Housing vouchers, when available, are highly effective at reducing homelessness, housing instability, and overcrowding and at improving other outcomes for families and children, rigorous research shows. They also give people with low incomes greater choice about where they live, enabling them to move to neighborhoods with lower poverty rates and more resources. Expanding the program could lift millions of people out of poverty. It also would reduce racial inequity: the housing affordability challenges that vouchers address are heavily concentrated among people with the lowest incomes and, due to a long history of racial discrimination that has limited their economic and housing opportunities, among people of color.
Inadequate Funding Creates Long Waits
The Housing Choice Voucher program, the nation’s largest form of rental assistance, offers a proven, evidence-based tool to address housing hardship. Currently it enables roughly 2.3 million households with low incomes to afford decent, stable housing. The family pays about 30 percent of its income for rent and utilities, a widely used standard for the amount a household can reasonably be expected to pay for housing. The voucher covers the rest, up to a cap based on HUD estimates of typical market rents in the local area.
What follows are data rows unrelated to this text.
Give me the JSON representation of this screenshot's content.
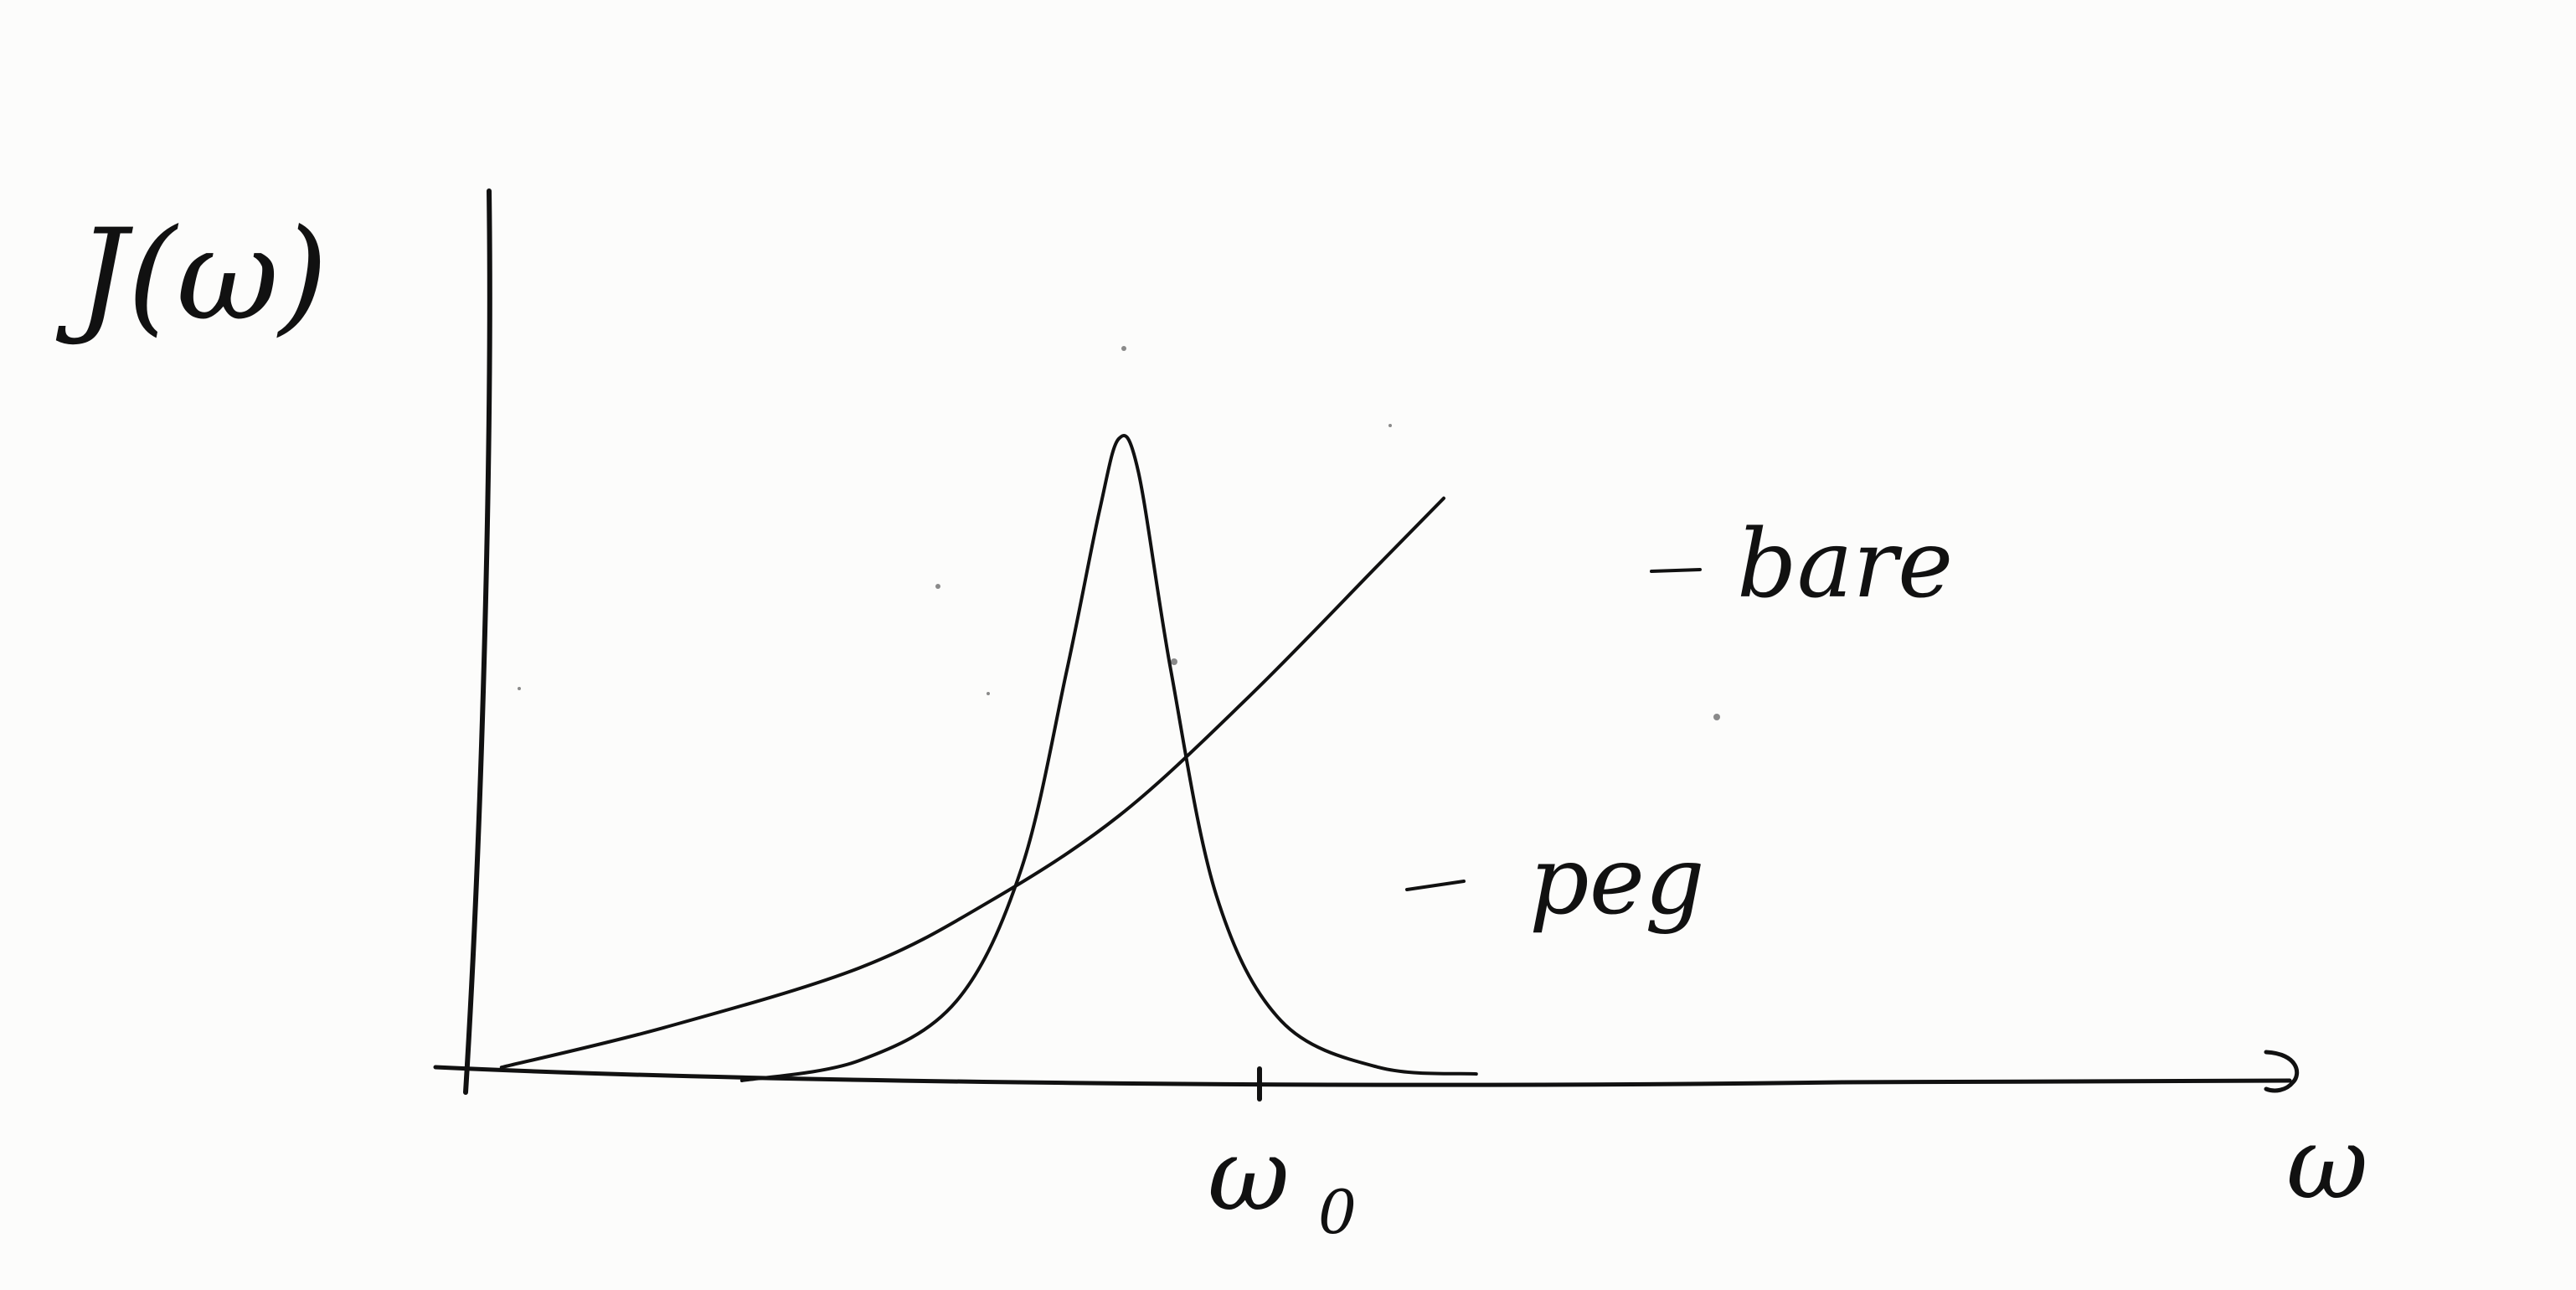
{
  "chart_data": {
    "type": "line",
    "title": "",
    "ylabel": "J(ω)",
    "xlabel": "ω",
    "x_ticks": [
      {
        "label": "ω",
        "subscript": "0",
        "value": 1.0
      }
    ],
    "xlim": [
      0,
      2.5
    ],
    "ylim": [
      0,
      1.0
    ],
    "grid": false,
    "legend": "none",
    "series": [
      {
        "name": "bare",
        "kind": "monotonic rising curve",
        "x": [
          0.05,
          0.3,
          0.6,
          0.8,
          1.0,
          1.2,
          1.4,
          1.5
        ],
        "y": [
          0.02,
          0.08,
          0.17,
          0.27,
          0.4,
          0.58,
          0.78,
          0.88
        ]
      },
      {
        "name": "peg",
        "kind": "resonance peak centered at ω0",
        "x": [
          0.42,
          0.6,
          0.75,
          0.85,
          0.92,
          0.97,
          1.0,
          1.03,
          1.08,
          1.15,
          1.25,
          1.4,
          1.55
        ],
        "y": [
          0.0,
          0.03,
          0.12,
          0.32,
          0.62,
          0.86,
          0.97,
          0.92,
          0.62,
          0.28,
          0.09,
          0.02,
          0.01
        ]
      }
    ],
    "colors": {
      "ink": "#111111",
      "paper": "#fcfcfb"
    }
  }
}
Despite the demonstrated benefits of rental assistance and effectiveness of vouchers specifically, resources fall far short of need. Only 1 in 4 households eligible for rental assistance receive it due to funding limitations. Because the need is so much greater than the supply of vouchers, housing agencies establish waitlists for households interested in receiving assistance, and for each agency HUD publishes the average time someone who received a voucher had to first wait for assistance. While these data leave out millions of people in need who never get a voucher (see discussion below), they provide a useful indicator of the inadequacy of federal rental assistance funding by showing how long even people who succeed in obtaining a voucher must endure hardship before receiving help.